After almost five years of follow-up, 63 patients (0.16%) with IBD developed IPF compared with 119 patients (0.10%) without IBD who developed IPF, representing a 1.62 times increased risk of IPF in people with IBD.
The team found that the number of IPF cases, per 100,000 person-years, was 28.87 in the incident IBD group and 33.21 in the prevalent IBD group, compared with 20.86 in the control group. In particular, IPF incidence was increased among patients with Crohn’s disease, with 27.3 IPF cases in the incident IBD group and 26.04 cases in the prevalent IBD group, compared with 9.15 in the control group, representing a 2.93 and 2.89 times higher IPF risk, respectively.
In patients with ulcerative colitis, however, the increased risk was less pronounced and not statistically significant; 29.65 (incident) and 36.66 (prevalent) IPF cases compared with 26.54 in the control group.
An analysis of demographic subgroups revealed a significantly higher IPF risk among male Crohn’s patients, particularly those younger than 40 years old as well as those without comorbidities such as diabetes, hypertension, and dyslipidemia (abnormal amount of blood lipids).
In patients with ulcerative colitis, no statistical difference was found among these demographic subgroups except for males and those without comorbidities.

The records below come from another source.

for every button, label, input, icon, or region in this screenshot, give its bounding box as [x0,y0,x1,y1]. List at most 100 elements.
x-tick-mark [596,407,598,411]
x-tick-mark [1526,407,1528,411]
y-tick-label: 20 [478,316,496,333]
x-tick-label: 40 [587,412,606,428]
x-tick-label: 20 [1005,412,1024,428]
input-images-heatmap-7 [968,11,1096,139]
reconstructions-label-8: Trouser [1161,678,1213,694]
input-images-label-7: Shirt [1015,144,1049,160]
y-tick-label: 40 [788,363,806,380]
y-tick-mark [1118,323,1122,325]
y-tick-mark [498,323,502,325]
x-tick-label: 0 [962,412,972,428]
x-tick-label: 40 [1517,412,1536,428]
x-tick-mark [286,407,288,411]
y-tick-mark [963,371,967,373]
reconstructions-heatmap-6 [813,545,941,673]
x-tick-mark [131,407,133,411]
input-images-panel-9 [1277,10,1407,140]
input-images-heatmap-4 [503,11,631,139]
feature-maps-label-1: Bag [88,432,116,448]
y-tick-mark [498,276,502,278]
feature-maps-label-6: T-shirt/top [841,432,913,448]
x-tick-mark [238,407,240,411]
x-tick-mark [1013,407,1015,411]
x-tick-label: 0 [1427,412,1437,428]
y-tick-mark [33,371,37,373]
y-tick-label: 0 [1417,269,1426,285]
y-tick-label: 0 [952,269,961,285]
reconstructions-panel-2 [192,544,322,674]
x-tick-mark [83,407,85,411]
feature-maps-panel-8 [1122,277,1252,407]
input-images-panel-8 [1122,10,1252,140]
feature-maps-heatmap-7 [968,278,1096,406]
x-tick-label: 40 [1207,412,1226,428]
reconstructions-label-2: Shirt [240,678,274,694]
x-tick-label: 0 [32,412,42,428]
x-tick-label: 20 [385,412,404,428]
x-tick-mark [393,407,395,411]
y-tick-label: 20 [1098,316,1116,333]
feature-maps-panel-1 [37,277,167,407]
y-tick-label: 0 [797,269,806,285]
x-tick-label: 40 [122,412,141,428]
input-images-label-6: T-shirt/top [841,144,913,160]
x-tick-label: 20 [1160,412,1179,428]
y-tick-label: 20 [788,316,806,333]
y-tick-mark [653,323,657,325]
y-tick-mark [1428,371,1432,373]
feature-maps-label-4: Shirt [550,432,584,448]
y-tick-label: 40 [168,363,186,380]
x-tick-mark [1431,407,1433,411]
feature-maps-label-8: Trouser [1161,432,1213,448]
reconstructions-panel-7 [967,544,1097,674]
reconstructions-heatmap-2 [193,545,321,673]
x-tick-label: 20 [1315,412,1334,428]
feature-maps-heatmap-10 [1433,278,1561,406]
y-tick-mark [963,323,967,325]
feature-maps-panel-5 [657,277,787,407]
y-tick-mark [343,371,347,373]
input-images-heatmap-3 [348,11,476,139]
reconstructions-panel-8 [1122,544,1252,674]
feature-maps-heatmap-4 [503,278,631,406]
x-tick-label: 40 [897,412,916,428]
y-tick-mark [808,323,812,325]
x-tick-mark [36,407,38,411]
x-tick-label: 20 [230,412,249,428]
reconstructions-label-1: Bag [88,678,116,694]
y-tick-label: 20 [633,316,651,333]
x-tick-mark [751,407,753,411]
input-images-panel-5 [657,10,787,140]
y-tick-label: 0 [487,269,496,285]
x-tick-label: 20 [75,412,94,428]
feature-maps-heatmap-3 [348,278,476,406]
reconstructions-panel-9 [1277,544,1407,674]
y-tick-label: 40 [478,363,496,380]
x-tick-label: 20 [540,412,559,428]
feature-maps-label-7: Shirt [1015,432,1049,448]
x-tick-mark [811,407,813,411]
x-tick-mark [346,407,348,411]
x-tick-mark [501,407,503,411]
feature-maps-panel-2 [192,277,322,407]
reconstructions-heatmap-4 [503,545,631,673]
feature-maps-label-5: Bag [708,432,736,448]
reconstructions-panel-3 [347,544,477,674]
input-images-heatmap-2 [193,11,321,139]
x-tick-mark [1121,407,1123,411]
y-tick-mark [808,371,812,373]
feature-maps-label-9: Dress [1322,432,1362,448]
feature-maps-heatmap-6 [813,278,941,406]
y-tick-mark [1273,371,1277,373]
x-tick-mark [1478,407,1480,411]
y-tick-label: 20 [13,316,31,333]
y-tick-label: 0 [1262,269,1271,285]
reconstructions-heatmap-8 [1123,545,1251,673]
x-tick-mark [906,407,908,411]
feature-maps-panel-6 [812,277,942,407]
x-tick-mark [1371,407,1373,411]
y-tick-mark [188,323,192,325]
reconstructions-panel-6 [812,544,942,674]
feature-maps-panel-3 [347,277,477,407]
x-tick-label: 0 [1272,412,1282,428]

In addition, those treated with steroids showed an increased risk for IPF, while those treated with the approved therapy mesalamine (sold under several brand names) had a lower risk of IPF.
“Patients with IBD, especially Crohn’s disease, had a significantly higher risk of IPF compared to the general population in this nationwide population based study,” the researchers wrote. “Patients with IBD should be aware of the potential risk for the development of IPF.”